One surprising thing you might notice: In the first SCT, r and s are twenty bytes long. In the second SCT, they are both twenty-one bytes long, and have a leading zero. Integers in DER are two’s complement, so if the leftmost bit is set, they are interpreted as negative. Since r and s are positive, if the leftmost bit would be a 1, an extra byte has to be added so that the leftmost bit can be 0.

This is a little taste of what goes into encoding a certificate. I hope it was informative! If you’d like to learn more, I recommend “A Layman’s Guide to a Subset of ASN.1, BER, and DER.”

Footnote 1: A “poison extension” is defined by RFC 6962 section 3.1:

The Precertificate is constructed from the certificate to be issued by adding a special
critical poison extension (OID `1.3.6.1.4.1.11129.2.4.3`, whose
extnValue OCTET STRING contains ASN.1 NULL data (0x05 0x00))

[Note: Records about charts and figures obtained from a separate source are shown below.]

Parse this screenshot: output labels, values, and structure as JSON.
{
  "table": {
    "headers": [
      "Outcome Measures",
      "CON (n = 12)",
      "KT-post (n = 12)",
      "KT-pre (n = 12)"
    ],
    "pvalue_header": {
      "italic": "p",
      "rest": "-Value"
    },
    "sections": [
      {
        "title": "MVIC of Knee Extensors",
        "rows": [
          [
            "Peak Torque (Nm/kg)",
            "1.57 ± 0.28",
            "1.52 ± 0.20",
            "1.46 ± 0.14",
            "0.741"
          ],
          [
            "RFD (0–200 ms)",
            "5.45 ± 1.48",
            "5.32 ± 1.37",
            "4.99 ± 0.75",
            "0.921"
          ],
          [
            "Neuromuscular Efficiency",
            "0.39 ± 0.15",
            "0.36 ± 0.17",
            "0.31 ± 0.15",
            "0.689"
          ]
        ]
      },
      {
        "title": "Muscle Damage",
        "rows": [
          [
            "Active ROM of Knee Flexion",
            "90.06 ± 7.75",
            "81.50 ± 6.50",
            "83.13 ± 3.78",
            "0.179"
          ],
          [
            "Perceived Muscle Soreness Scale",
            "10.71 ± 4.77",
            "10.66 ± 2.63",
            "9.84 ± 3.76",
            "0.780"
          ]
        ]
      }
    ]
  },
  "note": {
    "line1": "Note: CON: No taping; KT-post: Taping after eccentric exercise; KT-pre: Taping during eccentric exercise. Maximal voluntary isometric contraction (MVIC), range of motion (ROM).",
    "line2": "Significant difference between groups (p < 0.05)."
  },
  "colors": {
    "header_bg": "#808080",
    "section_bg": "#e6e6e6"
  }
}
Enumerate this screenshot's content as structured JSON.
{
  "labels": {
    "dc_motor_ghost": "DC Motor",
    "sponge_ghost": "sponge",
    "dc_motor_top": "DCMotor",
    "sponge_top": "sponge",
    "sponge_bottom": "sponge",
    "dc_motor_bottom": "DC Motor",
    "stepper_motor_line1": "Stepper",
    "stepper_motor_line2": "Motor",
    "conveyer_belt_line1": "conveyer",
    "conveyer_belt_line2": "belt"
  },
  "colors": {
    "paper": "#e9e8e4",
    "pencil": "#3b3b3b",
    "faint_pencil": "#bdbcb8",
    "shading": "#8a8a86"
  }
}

In other words, it’s an empty extension whose only purpose is to ensure that certificate processors will not accept precertificates as valid certificates. The specification ensures this by setting the “critical” bit on the extension, which ensures that code that doesn’t recognize the extension will reject the whole certificate. Code that does recognize the extension specifically as poison will also reject the certificate.

Footnote 2: Lengths from 0-127 are represented by a single byte (short form). To express longer lengths, more bytes are used (long form). The high bit (0x80) on the first byte is set to distinguish long form from short form. The remaining bits are used to express how many more bytes to read for the length. For instance, 0x81F5 means “this is long form because the length is greater than 127, but there’s still only one byte of length (0xF5) to decode.”